Si l’objectif de cette campagne est important, il n’est pas anodin. En effet, les militantes ont choisi de déposer cette initiative pendant la campagne des élections européennes. « C’est une chose que l’on arrive à obtenir un million de signatures, et une autre que ce soit voté. Si le 9 juin prochain, les votes envoient au Parlement des parlementaires hostiles à l’avortement ou qui ne voteraient pas cette proposition, cela n’aura servi à rien. Nous avons aussi la volonté de peser sur les élections et contre certains mouvements politiques d’extrême droite, ou plus largement hostiles aux droits des femmes. »
Une réunion publique ce samedi 1er juin à Perpignan
À Perpignan, ce samedi 1er juin, la réunion publique aura lieu à 18h 30, à la Casa Camprodon, 10 rue du théâtre. « Nous répondrons aux questions sur la situation européenne, c’est bien qu’il y ait un lien entre le local et l’européen, mais c’est toujours l’occasion de laisser les personnes qui travaillent sur place et qui connaissent bien mieux les sujets locaux de s’exprimer. » Alice Coffin sera en en présence de Mathilde Viot, la présidente de l’observatoire des violences sexistes et sexuelles en politique.
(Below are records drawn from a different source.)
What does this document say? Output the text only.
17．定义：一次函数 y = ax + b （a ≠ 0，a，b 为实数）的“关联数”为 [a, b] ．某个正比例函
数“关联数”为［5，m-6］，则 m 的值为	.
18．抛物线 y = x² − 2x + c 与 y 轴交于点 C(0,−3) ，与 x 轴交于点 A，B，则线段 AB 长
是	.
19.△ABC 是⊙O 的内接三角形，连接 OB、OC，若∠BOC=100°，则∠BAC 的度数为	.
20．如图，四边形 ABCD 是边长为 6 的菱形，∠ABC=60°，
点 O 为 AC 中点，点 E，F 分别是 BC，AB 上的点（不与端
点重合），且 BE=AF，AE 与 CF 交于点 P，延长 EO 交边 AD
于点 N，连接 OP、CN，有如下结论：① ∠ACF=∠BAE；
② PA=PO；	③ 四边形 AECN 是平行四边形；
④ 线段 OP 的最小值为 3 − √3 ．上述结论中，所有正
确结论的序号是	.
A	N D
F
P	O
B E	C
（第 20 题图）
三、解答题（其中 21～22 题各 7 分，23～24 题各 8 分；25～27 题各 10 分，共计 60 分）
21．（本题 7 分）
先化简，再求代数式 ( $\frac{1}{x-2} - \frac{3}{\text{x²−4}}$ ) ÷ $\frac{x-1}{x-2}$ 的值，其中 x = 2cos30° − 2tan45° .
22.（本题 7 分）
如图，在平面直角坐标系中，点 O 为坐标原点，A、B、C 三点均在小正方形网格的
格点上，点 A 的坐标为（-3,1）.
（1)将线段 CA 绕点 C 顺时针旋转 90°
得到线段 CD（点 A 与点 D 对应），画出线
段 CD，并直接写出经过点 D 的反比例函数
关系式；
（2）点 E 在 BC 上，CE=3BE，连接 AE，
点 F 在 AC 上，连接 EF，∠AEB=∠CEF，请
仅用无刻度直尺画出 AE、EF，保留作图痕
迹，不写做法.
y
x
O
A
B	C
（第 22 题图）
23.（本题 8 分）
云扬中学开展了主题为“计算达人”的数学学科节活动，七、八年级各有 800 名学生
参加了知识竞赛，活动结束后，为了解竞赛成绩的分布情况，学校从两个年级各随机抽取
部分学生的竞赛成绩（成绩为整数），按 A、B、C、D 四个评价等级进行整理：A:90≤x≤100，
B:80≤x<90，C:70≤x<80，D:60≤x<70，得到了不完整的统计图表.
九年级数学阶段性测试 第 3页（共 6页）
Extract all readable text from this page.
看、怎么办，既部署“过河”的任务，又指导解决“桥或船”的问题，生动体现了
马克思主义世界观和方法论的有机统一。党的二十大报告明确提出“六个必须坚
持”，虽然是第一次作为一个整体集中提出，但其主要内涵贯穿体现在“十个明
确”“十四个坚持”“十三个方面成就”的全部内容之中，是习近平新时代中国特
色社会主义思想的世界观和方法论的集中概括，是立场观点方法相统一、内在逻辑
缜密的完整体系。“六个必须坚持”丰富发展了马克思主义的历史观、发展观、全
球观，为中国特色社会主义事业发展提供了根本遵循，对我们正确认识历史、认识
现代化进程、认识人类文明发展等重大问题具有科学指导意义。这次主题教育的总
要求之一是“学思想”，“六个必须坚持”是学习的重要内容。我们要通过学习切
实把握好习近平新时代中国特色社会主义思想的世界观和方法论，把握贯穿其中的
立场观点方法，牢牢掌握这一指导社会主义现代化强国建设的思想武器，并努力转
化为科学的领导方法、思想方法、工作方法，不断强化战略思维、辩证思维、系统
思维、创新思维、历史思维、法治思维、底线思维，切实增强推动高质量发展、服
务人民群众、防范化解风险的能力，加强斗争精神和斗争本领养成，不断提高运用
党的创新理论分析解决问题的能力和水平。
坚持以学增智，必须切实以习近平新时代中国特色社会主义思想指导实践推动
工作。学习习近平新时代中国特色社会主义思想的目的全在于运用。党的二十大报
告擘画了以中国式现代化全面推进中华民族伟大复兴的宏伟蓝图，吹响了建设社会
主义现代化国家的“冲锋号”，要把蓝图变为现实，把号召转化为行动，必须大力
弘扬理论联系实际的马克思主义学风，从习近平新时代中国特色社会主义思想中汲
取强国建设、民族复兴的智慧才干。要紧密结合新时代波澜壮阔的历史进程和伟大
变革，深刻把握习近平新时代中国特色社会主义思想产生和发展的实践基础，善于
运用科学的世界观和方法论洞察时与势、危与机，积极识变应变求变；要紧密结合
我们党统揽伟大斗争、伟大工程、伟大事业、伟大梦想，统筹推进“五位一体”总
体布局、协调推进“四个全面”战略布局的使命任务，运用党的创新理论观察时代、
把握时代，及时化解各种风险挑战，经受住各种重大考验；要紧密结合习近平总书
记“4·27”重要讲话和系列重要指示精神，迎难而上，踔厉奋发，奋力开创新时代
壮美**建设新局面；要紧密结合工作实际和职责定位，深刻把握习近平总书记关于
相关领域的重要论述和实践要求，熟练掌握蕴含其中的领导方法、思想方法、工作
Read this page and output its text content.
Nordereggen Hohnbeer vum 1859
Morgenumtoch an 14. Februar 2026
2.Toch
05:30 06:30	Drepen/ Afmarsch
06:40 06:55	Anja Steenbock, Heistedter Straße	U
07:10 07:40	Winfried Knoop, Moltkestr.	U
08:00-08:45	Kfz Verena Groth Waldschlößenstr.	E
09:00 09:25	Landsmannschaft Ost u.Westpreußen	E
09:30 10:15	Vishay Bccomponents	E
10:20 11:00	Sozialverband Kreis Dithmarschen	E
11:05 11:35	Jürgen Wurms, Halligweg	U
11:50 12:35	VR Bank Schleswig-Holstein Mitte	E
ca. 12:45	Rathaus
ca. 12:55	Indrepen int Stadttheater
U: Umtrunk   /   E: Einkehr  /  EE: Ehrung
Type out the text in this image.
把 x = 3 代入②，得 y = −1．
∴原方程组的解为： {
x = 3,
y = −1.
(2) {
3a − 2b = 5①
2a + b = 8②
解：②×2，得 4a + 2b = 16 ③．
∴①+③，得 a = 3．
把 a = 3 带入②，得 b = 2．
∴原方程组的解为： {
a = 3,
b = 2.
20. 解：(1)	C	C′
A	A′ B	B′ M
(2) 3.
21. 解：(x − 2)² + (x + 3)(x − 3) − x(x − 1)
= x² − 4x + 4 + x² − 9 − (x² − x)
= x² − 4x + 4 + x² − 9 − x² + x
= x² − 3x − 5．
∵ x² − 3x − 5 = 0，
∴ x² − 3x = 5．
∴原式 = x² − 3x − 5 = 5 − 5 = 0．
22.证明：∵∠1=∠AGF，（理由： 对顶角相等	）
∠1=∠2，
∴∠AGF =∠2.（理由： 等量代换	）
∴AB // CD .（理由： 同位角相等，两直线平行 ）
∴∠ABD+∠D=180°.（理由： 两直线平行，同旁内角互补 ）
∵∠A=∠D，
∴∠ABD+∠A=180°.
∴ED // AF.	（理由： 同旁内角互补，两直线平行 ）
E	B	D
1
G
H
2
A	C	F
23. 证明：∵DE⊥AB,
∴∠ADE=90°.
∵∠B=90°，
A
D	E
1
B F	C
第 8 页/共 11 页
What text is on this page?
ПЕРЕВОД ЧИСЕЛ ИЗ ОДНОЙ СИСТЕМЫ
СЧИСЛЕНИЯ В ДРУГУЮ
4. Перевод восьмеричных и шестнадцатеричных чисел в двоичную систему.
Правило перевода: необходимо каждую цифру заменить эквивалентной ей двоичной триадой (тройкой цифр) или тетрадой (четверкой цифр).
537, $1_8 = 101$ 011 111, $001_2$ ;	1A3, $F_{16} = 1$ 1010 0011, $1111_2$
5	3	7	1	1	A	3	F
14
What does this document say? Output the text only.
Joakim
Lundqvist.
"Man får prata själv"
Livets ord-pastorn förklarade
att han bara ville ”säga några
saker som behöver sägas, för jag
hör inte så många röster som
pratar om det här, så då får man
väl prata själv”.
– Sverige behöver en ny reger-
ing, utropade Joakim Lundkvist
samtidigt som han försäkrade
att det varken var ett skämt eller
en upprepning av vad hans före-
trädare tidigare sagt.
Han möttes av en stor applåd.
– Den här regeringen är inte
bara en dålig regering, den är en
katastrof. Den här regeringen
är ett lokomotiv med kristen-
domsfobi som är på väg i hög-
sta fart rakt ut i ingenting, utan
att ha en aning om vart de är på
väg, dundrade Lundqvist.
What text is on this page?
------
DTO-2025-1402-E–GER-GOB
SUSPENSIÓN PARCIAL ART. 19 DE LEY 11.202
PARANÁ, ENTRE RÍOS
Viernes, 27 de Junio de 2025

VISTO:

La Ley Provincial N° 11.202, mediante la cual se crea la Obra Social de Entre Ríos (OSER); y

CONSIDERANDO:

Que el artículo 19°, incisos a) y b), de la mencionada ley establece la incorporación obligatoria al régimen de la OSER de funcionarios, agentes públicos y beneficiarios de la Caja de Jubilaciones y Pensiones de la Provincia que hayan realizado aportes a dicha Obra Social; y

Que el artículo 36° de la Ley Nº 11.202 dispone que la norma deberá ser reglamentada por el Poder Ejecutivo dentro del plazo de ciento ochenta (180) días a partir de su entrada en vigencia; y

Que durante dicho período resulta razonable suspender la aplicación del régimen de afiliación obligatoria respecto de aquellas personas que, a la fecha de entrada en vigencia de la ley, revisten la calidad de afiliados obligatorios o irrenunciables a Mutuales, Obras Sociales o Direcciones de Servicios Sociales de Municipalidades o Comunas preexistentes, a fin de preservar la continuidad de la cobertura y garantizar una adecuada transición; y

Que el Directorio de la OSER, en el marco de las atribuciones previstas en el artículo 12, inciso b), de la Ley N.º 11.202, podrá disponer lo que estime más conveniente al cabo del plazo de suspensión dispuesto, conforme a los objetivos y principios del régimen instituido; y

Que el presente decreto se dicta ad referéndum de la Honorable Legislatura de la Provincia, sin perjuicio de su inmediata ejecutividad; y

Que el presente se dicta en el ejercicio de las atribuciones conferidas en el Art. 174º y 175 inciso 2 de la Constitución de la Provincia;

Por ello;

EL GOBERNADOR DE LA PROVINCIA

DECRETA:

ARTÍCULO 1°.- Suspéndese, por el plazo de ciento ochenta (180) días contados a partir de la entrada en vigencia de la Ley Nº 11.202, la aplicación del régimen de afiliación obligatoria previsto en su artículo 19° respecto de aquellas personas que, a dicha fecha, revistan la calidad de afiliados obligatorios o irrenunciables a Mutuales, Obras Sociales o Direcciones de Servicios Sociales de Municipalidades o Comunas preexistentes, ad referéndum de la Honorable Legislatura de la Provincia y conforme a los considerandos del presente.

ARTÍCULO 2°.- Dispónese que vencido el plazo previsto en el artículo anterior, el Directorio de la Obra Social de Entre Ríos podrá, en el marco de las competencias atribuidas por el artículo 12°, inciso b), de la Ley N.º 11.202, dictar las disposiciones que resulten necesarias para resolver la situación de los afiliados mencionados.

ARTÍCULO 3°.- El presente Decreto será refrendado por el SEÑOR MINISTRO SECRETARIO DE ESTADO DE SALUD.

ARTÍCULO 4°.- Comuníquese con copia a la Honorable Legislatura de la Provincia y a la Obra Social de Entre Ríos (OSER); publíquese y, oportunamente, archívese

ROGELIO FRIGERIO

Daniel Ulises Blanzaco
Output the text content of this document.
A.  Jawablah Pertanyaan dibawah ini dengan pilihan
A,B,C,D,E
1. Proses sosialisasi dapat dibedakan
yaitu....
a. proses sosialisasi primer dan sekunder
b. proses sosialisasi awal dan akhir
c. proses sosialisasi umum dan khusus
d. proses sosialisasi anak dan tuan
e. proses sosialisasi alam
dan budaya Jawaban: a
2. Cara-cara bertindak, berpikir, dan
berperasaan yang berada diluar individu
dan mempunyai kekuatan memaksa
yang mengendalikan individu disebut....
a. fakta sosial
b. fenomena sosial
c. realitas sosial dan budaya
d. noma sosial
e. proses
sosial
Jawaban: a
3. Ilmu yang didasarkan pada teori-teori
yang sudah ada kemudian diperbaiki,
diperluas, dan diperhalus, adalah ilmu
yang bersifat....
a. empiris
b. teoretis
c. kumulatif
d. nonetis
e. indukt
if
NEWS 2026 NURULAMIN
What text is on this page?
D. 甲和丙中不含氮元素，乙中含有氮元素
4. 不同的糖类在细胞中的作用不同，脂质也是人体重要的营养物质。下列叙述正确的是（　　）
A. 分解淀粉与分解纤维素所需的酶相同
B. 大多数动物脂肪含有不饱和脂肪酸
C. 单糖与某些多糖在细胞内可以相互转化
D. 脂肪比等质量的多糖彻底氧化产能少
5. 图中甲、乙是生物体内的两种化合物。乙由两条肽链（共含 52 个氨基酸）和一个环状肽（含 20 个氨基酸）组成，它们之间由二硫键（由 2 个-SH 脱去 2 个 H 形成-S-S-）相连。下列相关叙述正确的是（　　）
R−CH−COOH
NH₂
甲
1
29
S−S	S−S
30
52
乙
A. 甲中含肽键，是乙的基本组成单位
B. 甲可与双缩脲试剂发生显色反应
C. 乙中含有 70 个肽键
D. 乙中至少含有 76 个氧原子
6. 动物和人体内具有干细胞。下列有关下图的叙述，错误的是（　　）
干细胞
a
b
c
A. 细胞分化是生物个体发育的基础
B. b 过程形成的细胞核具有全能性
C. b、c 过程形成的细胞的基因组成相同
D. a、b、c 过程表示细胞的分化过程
À l’occasion de cette soirée, un collectif de vigneronnes sera présent avec leurs vins, une DJ s’est également libérée gracieusement. La librairie Torcatis présentera les livres des invitées et autres livres féministes. « Nous essayons d’avoir des intervenantes catalanes et andorranes pour évoquer la situation sur le territoire », promet l’organisatrice. La militante féministe de la première heure, Laurence Jamin, se félicite de la très belle mobilisation locale autour de cette réunion publique de dernière minute.